= Jean Jules Bousson =

French officer (1834–1926)

Jean Jules Bousson (13 March 1834 in Vincennes - 3 September 1926 in Paris) was a French officer of the Cent-gardes Squadron.

==Life==
Captain Bousson was a student of the school of Saint Cyr. He was appointed Lieutenant of the 2nd Carabiniers-à-Cheval on 1 October 1854, joining the Emperor's Cent-gardes Squadron on 20 June 1856. Appointed Lieutenant on 14 March 1859, he took part in the Second Italian War of Independence. He later became Captain on 8 December 1861, and then Captain Adjutant-Major, and finally Commander of the squadron in 1865.

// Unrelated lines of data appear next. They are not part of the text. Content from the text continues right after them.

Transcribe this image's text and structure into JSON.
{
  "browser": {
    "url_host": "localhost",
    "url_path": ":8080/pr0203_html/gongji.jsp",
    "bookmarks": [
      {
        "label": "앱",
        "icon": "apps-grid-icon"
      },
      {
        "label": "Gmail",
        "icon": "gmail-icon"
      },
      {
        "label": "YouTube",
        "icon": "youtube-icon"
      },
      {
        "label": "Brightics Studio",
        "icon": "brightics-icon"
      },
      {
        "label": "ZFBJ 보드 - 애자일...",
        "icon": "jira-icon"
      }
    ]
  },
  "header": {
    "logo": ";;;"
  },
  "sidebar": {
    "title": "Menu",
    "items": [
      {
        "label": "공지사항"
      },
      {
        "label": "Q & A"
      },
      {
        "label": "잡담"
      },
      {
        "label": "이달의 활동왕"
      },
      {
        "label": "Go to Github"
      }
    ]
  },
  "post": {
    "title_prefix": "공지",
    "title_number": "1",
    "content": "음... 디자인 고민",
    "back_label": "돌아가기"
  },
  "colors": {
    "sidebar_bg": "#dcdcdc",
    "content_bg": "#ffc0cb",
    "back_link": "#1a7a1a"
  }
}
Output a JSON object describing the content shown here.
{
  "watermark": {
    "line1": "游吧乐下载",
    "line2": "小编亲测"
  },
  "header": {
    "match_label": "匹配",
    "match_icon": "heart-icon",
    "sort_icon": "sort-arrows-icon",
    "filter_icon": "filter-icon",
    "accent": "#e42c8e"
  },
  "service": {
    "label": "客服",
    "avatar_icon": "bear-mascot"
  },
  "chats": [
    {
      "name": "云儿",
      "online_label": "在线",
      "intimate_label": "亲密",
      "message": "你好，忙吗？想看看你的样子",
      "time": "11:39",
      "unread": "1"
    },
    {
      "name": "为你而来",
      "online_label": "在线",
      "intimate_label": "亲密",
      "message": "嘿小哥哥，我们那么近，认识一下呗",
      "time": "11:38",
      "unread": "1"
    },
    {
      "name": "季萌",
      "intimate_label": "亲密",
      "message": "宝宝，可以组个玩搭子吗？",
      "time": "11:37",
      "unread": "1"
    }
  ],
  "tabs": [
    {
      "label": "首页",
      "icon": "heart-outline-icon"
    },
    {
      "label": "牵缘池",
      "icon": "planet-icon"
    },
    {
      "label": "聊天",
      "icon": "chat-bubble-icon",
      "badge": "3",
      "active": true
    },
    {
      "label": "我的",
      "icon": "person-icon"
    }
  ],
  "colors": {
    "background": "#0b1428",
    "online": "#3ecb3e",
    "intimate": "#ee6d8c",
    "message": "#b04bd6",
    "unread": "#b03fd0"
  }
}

On 10 August 1868 he was named Cavalry Major for the 4th light cavalry regiment. During the war of 1870, he was named Chevalier of the Légion d'Honneur after the battle of Spicheren. Named first Lieutenant Colonel to the 3rd regiment of cuirassiers on 1 November 1879, he was named Colonel on 13 July 1884, commanding the 8th Dragons Regiment and the 7th regiment of cuirassiers. Appointed General of Brigade on 28 October 1891, he commanded the 13th army corps cavalry brigade and was then finally appointed Commander of the Legion of honour on 30 December 1895.